Наконец Алексей вытер ноги старика насухо и, вновь приподняв его, уложил на спину на постель. Старик молчал — казалось, он начал засыпать. Но когда Адашев уже было повернулся, чтобы уходить, он застонал опять:
— Боярин…
— Что, Иван Егорыч? Или всё ещё жжёт?
— Нет, не жжёт. Отпустило… Спаси тебя Христос, благодетель ты наш… Завтра… Завтра, боярин, приходи. Перед заходом солнца… Я тебе ещё не всё сказал. Я тебе последние свои слова не сказал… Вижу я жизнь твою, боярин. Далеко вижу… Многие люди московские будут Бога молить за тебя, за правду
Не сразу потом пришёл благовещенский поп в себя от виденного, и долго ещё сидели они в молчании в доме Адашевых с Алексеем Фёдоровичем вдвоём. Одно, что и сделал постельничий царский, возвратясь из смертной той избы, — вымыл руки и ополоснул лицо своё тёплой водой из кувшина, что принесла ему одна из сенных девушек. Да ещё переменил кафтан свой на лёгкую душегреечку, отороченную собольим мехом.
— Не боишься, Алексей? — спросил наконец Сильвестр. — А если она прилипчива, немочь та чёрная?
— Боюсь, святой отец. Как не бояться? Оттого и царя отговорил туда ходить… Правда, сказывали мне знающие люди ещё в бытность мою в Царьграде, что-де редко когда проказа пристаёт к лекарям, пользующим её… Да кто ж то может доподлинно знать?
— А коли не знаешь, чего ж судьбу испытываешь? Ты же не один, у тебя семья…
— Все мы, отче, под Богом ходим. И сам ты знаешь: ни един волос не упадёт с головы человека без воли Его…
— Всё так, сын мой. Знаю. Не упадёт… Да зачем тебе здесь-то, у себя на дворе, страсти такие устраивать? Ну, деньгами бы пожертвовал, приют бы где устроил, коли уж душа так за них болит… А самому в это вязаться? Ноги им обмывать? Ох, боюсь, Алексей, что то гордыня твоя великая! Выше меры людской хочешь стать, выше всех нас, грешных, вознестись… Так? Или я не прав?

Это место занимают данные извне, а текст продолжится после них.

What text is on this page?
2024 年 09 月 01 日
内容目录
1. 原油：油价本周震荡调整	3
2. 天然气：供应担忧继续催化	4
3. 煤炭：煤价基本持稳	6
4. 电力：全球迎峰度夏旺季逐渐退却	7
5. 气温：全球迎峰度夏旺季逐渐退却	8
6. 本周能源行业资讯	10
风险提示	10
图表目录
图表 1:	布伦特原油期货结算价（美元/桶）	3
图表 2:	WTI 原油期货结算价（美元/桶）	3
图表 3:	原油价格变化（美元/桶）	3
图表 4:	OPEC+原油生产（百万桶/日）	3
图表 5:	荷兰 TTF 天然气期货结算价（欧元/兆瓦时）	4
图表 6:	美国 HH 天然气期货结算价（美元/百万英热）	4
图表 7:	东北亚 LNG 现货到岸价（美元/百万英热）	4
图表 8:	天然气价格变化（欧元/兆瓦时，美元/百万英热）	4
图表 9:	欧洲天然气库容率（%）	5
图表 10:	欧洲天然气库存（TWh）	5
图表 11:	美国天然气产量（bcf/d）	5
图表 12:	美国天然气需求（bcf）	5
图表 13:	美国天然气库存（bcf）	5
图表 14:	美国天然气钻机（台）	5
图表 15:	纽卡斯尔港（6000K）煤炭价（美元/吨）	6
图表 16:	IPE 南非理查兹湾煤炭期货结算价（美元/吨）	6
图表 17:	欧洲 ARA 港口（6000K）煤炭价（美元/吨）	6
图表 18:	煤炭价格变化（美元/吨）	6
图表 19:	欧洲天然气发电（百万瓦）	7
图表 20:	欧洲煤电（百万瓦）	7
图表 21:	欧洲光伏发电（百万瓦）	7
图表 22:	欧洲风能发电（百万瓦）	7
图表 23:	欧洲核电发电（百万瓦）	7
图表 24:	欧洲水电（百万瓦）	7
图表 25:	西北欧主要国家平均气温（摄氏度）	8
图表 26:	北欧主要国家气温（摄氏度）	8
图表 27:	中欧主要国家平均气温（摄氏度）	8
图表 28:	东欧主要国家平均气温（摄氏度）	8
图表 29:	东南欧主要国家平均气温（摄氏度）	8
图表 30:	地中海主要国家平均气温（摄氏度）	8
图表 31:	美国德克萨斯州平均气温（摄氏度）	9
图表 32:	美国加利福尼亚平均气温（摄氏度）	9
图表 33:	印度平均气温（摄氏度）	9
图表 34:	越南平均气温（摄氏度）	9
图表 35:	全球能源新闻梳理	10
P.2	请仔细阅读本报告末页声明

— Нет, отче. Не прав… То не гордыня, то иное что-то. А что — и сам не сумею тебе сказать… Кабы не случай, ведь и ты бы, отче, про строеньице то не прознал… Нет, то дело между мной и Богом, а не между мною и людьми… А за служение моё убогим тем кому-кому, а не тебе бы, отче, мне пенять. Сам-то ты как живёшь? Скольких людей ты из рабства выкупил, скольких от смерти голодной спас, скольких пригрел, скольких приютил? Так что ж ты удивляешься, что я десяток-другой прокажённых у себя на дворе прячу? Совесть и у меня, отец святой, есть. Я ведь тоже Бога боюсь…
— Я, Алексей, другое дело. Я человек Божий. На мне сан. И что мне Господь не простит — тебе простит… Ты в миру живёшь. Молись и кайся, греши и снова кайся — какой ещё с тебя спрос?
— Какой, отче? Такой же, какой и с тебя. Только ты с Господом напрямую говоришь, а мне ещё и с самим собой надо договориться. А это, сам знаешь, иной раз потруднее, чем с Ним…
Лукавил благовещенский протопоп! Конечно же лукавил он, мудрый змий, испытывая юного друга своего… Долго жил поп на свете, и много сил душевных, много слёз и упований потратил он в своей жизни зазря, пытаясь достучаться до людских сердец. Оттого-то и детей своих духовных учил поп всё больше не прямо, а как бы заходя со стороны и взывая более к житейской выгоде их, чем к искре Божией в окаменевших их сердцах. И оттого-то и царя прибрал он к рукам не столько увещеваниями и призывами к милосердию, ибо бесполезны были они, сколько «страшилами своими детскими» да ещё расчётом выгод и блага его державного, коли сумеет он, царь, обуздать неистовый свой нрав.